Register Your Instance as a Storage System
We can turn our VM into an Agave storage server. In fact, the steps we are going to take to do so will work with any SSH/SFTP server you have in your own data center.
Generate SSH Keys
We need to generate a pair of disposable SSH keys to register our system with Agave.

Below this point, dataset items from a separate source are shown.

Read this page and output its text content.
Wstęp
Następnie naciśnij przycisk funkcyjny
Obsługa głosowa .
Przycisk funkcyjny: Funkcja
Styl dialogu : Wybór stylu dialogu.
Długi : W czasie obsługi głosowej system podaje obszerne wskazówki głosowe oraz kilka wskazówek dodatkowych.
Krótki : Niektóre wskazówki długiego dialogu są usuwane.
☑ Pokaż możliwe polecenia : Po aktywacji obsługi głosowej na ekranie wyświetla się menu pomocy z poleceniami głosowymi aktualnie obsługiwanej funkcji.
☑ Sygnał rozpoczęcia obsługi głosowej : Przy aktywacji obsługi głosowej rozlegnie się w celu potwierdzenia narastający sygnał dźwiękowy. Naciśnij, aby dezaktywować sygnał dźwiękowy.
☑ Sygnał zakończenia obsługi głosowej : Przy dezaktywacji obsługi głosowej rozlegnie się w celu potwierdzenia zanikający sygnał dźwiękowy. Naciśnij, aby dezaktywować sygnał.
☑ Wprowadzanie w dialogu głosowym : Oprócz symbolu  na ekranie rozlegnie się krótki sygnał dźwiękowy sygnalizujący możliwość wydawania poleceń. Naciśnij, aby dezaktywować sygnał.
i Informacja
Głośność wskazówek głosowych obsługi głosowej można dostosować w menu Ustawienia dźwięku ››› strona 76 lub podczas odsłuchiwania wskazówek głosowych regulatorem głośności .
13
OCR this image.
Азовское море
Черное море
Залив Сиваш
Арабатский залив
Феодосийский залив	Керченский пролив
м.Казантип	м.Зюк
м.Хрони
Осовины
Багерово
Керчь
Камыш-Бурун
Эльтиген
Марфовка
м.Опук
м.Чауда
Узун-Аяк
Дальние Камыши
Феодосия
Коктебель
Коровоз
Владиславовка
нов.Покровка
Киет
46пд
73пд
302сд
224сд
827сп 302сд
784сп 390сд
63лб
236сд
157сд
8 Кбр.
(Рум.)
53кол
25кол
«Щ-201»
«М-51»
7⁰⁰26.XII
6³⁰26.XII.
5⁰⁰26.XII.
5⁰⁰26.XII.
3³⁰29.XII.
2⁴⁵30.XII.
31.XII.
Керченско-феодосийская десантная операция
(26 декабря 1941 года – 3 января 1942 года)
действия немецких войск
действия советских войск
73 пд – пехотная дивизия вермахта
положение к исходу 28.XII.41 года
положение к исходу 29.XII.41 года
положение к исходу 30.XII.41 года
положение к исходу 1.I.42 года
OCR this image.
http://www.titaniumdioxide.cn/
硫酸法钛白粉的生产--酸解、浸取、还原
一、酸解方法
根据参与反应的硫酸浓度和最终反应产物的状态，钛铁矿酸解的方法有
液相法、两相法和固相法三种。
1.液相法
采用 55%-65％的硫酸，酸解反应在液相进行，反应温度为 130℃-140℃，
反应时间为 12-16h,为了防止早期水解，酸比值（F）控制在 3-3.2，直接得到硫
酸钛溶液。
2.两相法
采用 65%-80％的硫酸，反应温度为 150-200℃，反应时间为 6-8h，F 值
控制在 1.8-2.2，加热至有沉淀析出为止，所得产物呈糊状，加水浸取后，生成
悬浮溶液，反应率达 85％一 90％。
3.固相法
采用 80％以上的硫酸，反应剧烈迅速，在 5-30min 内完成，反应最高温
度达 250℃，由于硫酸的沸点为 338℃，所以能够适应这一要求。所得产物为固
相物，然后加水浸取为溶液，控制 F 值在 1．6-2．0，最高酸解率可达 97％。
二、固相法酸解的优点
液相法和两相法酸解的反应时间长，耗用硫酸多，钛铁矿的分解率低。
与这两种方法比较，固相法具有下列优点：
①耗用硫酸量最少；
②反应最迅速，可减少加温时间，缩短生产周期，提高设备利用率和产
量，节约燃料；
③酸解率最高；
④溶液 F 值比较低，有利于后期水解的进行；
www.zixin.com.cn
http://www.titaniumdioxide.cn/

Open the terminal and enter:
$ ssh-keygen -t rsa -b 4096 -C "your_email@example.com"
At the prompt:
Enter file in which to save the key (/root/.ssh/id_rsa)
enter a name such as agave
and at the prompt to enter a password, leave it blank.
Agave cannot use an SSH key that has a password at this time.
That command should have generated <file>.key
and <file>.pub
in the pwd.
Add the public key to /root/.ssh/authorized_keys
Open up the authorized_keys file in an editor and be sure to use the precise file contents, not those with carriage returns.
Create a system.json file
Next, download the storage template file from the class github site:
$ wget https://raw.githubusercontent.com/TACC/CSC2018Institute/master/docs/day2/vm_storage_system_template.json -O system.json
Open up a Python notebook and read your public and private keys into a string object and write print them:
with open('agave', 'r') as f:
s = f.read()
s
- Copy/Paste the public and private key strings into the
system.json
file. - Add your VM’s IP in the
host
entry. - Modify the id to somthing unique
Register your system
rsp = requests.post('https://api.tacc.utexas.edu/systems/v2', files={'fileToUpload': open('storage.json', 'rb')}, headers=headers)
Test your system
Let’s list files using the files endpoint:
rsp = requests.get('https://api.tacc.utexas.edu/files/v2/listings/system/jfs.cscint.storage//root', headers=headers)
Share your system with others (optional)
data = {'username': 'some_tacc_user', 'role': 'USER'}
rsp = requests.post('https://api.tacc.utexas.edu/systems/v2/jfs.cscint.storage/roles', json=data, headers=headers)